Real Talk: Crawl's spellcasting and ranged attack interfaces are terrible. They are okay by roguelike standards, but genre UI is horrible-bordering-completely-unusable to begin with.
It's my belief that a large part of the reason you see new players recommending and playing pure melee characters is simply that bump attacks (and tab) are much less fiddly than going through the (z)ap, (f)ire, and e(v)oke interfaces for their character's primary offense. Press a button, do a thing. Not press 2 (f,f) to 4 (z,?,b,enter) buttons to do a thing, or worse, *maybe* do a thing that the game will proceed to ask for confirmation about. (spell failure chance, blocked line of fire, improper tile picked for autotargeting, etc.)
Sequell stats:
[23:13] <Implojin> !lg !goodplayers s=class cv>=0.18 !boring
[23:14] <Sequell> 505219 games for goodplayers (cv>=0.18 !boring): 109433x Fighter, 42662x Berserker, 37291x Gladiator, 35697x Monk, 32907x Transmuter, 22576x Abyssal Knight, 22542x Conjurer, 21617x Fire Elementalist, 21060x Enchanter, 18265x Skald, 17770x Wizard, 16162x Hunter, 16054x Assassin, 12162x Necromancer, 11504x Chaos Knight, 10717x Earth Elementalist, 10039x Wanderer, 8823x Ice Elementalist, 8598x Venom
[23:14] <Sequell> Mage, 8059x Summoner, 7310x Air Elementalist, 6202x Warper, 4407x Artificer, 3362x Arcane Marksman, Death Knight
The predominant classes here have one thing in common: You can press tab to fight.
You can't argue in good faith that players are picking these classes because they're mechanically strong: Yes, Berserker fits the bill, but things like Fi and Mo begin the game with some of the fewest survival tools of all the classes.
Sure, the player can setup macros to skip through spell selection and targeting, but why should s/he have to?
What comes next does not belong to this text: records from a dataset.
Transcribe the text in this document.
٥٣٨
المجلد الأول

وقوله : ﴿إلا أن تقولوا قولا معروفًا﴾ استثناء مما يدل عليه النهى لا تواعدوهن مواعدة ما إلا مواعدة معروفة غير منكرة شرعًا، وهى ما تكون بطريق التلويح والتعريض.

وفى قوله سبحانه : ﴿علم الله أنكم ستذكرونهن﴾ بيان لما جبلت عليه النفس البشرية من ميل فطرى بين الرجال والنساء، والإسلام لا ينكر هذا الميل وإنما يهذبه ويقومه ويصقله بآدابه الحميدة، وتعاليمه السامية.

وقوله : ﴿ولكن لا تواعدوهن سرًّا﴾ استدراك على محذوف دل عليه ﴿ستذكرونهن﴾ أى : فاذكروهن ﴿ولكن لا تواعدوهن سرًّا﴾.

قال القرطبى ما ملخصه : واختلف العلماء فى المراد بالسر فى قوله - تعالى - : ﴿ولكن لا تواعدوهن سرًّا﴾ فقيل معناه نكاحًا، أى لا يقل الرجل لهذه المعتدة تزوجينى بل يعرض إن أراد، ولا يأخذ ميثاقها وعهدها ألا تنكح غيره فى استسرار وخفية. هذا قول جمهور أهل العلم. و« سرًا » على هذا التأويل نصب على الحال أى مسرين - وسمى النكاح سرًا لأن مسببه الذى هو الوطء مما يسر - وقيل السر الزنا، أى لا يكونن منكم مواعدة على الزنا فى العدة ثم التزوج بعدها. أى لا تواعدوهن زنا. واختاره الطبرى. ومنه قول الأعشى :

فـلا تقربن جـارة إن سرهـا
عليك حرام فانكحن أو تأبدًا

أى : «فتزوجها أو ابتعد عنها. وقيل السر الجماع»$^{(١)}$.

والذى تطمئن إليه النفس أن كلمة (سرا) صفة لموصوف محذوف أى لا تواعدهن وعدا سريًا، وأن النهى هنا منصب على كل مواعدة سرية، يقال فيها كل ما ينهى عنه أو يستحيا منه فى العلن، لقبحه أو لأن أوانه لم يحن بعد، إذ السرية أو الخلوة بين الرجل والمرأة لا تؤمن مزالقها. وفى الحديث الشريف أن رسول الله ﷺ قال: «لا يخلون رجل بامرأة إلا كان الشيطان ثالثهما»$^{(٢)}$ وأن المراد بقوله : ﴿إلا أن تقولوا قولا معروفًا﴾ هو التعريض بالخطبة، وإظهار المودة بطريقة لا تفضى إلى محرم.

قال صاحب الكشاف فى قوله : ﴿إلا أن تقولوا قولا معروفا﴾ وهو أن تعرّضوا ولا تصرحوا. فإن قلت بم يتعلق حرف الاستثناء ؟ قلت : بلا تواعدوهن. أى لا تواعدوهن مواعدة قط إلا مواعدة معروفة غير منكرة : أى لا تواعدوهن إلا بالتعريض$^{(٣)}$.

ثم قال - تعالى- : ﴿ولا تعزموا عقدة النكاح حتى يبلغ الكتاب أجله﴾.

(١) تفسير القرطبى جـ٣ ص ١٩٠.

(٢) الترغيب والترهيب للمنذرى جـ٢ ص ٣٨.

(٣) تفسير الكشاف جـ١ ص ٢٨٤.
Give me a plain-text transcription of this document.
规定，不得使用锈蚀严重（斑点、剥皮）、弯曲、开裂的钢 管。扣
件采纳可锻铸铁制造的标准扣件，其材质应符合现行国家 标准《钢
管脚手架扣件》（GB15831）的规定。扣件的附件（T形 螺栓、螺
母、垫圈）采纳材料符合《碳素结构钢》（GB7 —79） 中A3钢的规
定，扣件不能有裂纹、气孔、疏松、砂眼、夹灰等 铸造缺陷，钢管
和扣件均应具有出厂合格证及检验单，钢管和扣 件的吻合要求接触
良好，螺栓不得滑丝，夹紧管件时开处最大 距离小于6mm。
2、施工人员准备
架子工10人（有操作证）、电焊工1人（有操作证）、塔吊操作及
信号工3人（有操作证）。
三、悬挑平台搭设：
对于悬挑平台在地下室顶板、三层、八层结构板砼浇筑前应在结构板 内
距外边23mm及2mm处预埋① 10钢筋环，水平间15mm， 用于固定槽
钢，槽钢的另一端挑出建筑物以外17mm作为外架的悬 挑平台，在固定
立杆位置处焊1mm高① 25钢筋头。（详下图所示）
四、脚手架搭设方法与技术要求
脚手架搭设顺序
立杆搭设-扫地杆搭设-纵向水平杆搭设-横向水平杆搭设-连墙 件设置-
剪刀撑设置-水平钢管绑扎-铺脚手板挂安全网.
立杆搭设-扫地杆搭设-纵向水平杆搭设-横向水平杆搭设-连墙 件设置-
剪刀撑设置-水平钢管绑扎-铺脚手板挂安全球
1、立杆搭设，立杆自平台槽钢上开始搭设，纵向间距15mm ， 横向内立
Why is this functionality hidden behind a command that requires knowing it exists and manually setting it up? One-press autotargeted ranged attacks should be set by default to something like (non-numpad) 1,2,3,4,5, with those binds defaulting to known spells in order of memorization at each new game, and a one-press rebind available from i/I/Z/V/a to set each bind to use/fire the chosen item/spell/evocable/ability. Put a string at the bottom of each of those screens saying something like "Press 1/2/3/4/5, then press an item letter to bind an item for use." Set the autofire targeters to sane defaults: Nearest monster for direct damage spells and hexes, selfcast for buffs, tile-targeted adjacent to the nearest monster on a line between itself and the caster for cloud spells (aborting with a manual targeting message only if it would hit the caster or can't find an empty tile).
We could put the manual targeters for those item/spell/ranged weapon binds on shift+number and move the existing binds for !@#$% elsewhere, or we could put them on alt+number, or we could use F1 through F5 instead.
We could default bind 1 to the starting ranged weapon for backgrounds with no book, or set the binds to the starting wands in order of initial inventory slot for artificer.
We could find some space underneath or beside the existing wielded weapon and quivered item display in the main gameplay viewport to display the currently active slot binds, to the effect of something like:
1) wand of flame 2) wand of random effects
3) summon butterflies 4) 13 steel javelins
5) nothing bound
I'm rambling a bit now so I'll stop typing, but what I'm trying to get at is that there's a lot of room for improvement in Crawl's offensive ability interface.